Оставив ведро подле коровы, Гера прошелся по хлеву в поисках скамейки или табуретки, но не нашел ни табуретки, ни скамейки. Увидел фляги из дюрали. Подумав, подтащил одну из них к корове. Опрокинул флягу на бок, примерился, уселся на нее, и фляга оказалась впору. Замер затем и, затаив дыхание, воровато пристроил ведро под огромное коровье вымя. Корова вся дрожала, но не шелохнулась. Гера размял руки, то их сжимая в кулаки, то разжимая, и разминал пока, успел себя уверить, что его руки сами как-нибудь поймут, как надо правильно доить корову: тянуть ее, допустим, за сосцы или же как-нибудь надавливать, а не поймут, природа им подскажет как-нибудь…
Гера собрался с духом и коснулся вымени. Корова, влажно фыркнув, пнула его копытом по коленке. Закричав от боли, Гера упал на спину, на унавоженную прелую солому, перевернулся набок, встал и, приволакивая ногу, поспешил выбраться на воздух.

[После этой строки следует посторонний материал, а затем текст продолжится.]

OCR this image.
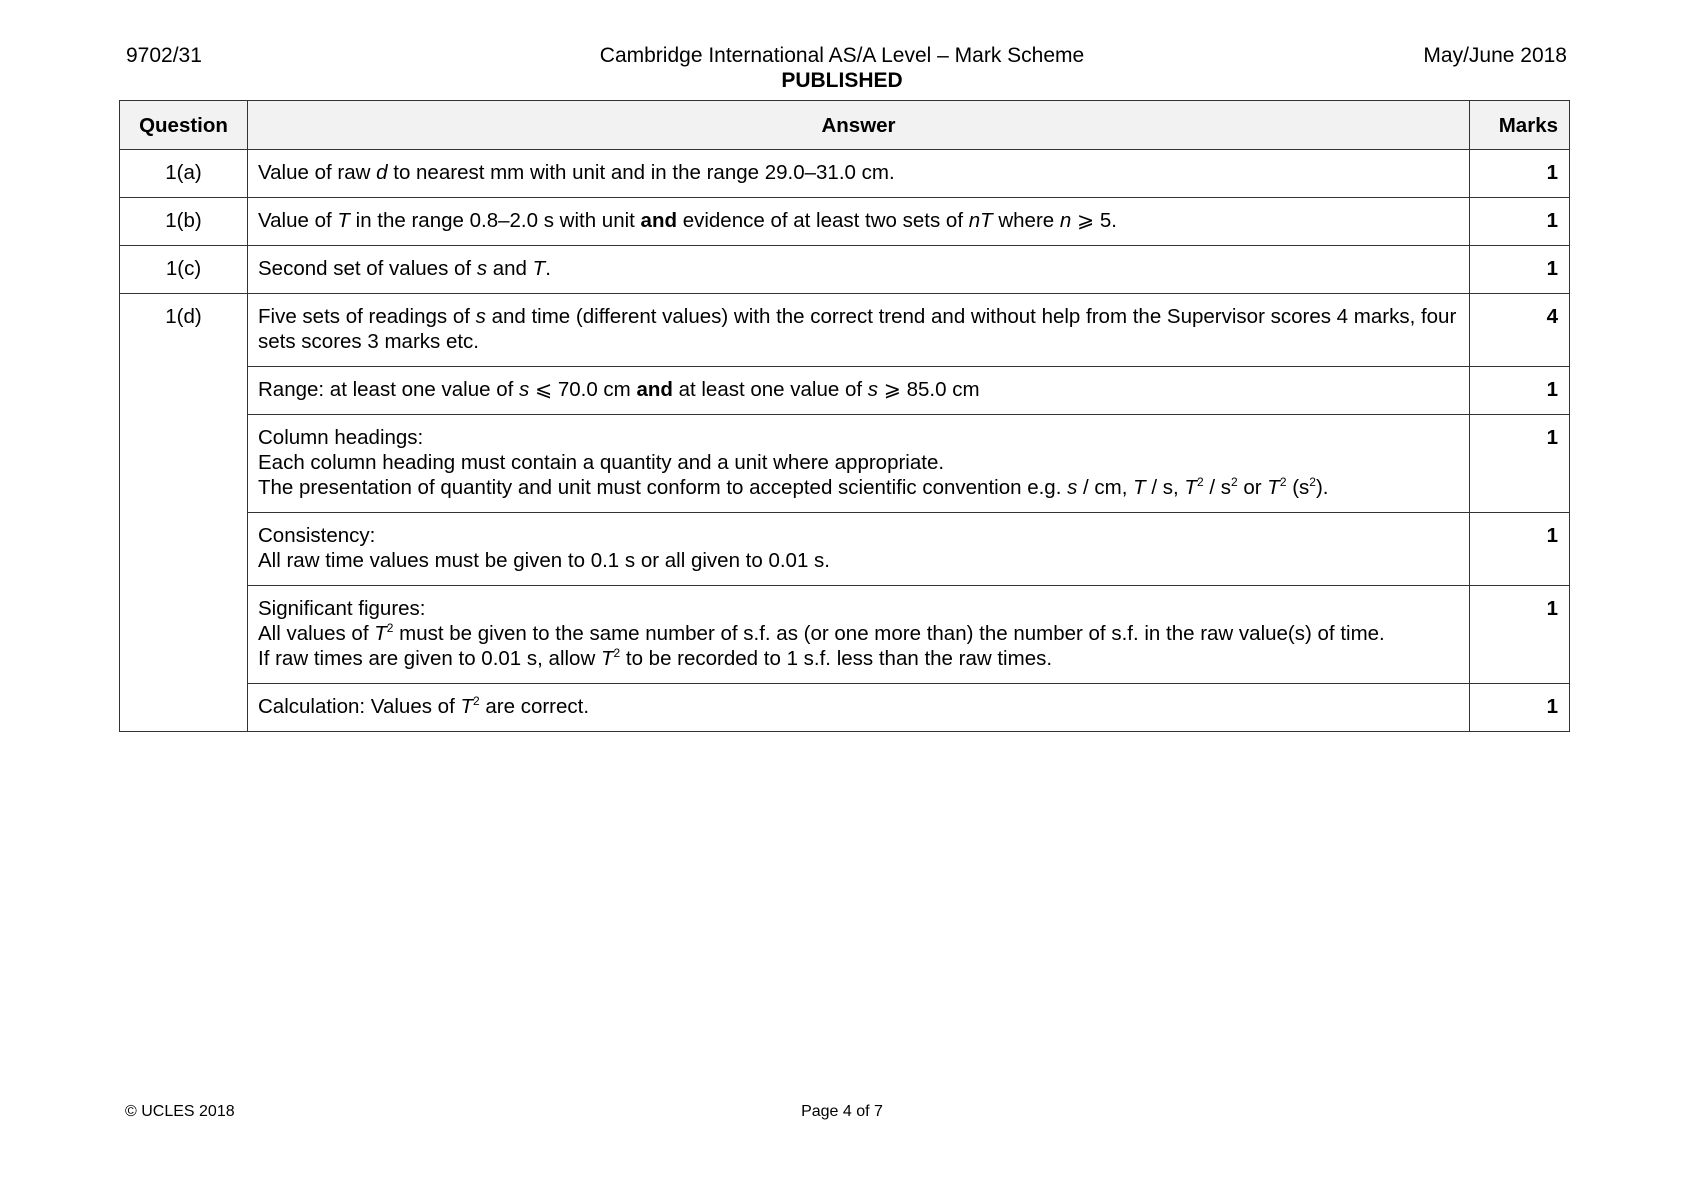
9702/31	Cambridge International AS/A Level – Mark Scheme
PUBLISHED
May/June 2018
Question	Answer	Marks
1(a)	Value of raw d to nearest mm with unit and in the range 29.0–31.0 cm.	1
1(b)	Value of T in the range 0.8–2.0 s with unit and evidence of at least two sets of nT where n ⩾ 5.	1
1(c)	Second set of values of s and T.	1
1(d)	Five sets of readings of s and time (different values) with the correct trend and without help from the Supervisor scores 4 marks, four sets scores 3 marks etc.	4
	Range: at least one value of s ⩽ 70.0 cm and at least one value of s ⩾ 85.0 cm	1
	Column headings:
Each column heading must contain a quantity and a unit where appropriate.
The presentation of quantity and unit must conform to accepted scientific convention e.g. s / cm, T / s, $T^2 / s^2$ or $T^2$ $(s^2)$.	1
	Consistency:
All raw time values must be given to 0.1 s or all given to 0.01 s.	1
	Significant figures:
All values of $T^2$ must be given to the same number of s.f. as (or one more than) the number of s.f. in the raw value(s) of time.
If raw times are given to 0.01 s, allow $T^2$ to be recorded to 1 s.f. less than the raw times.	1
	Calculation: Values of $T^2$ are correct.	1
© UCLES 2018	Page 4 of 7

Там обернулся и крикнул в пахучую полутьму:
– Зараза! Ну ты и зараза!
Корова заревела с прежней силой, и, пока Гера одевался в чистое, кипятил чайник, пил кофе, а потом бродил, голодный и хромой, по Сагачам, полям, по голому шоссе, – ужасный рев ее не прекращался и настигал всюду.
Солнце, набухнув, покатилось с высоты в сторону Котиц, когда до ушей Геры, отупевшего от беспрестанного коровьего рева, донесся новый звук. Сидевший на своем крыльце в тенечке Гера прислушался. Узнал мотор УАЗа.
УАЗ проехал мимо Геры, остановился возле дома Панюкова. Из него вышли на дорогу: Игонин, Панюков, за ними – милицейский офицер в голубоватой форменной рубашке-безрукавке с жесткими погонами на плечах; козырек его фуражки был надвинут низко на глаза; круглый живот переваливался через ремень с креном вправо.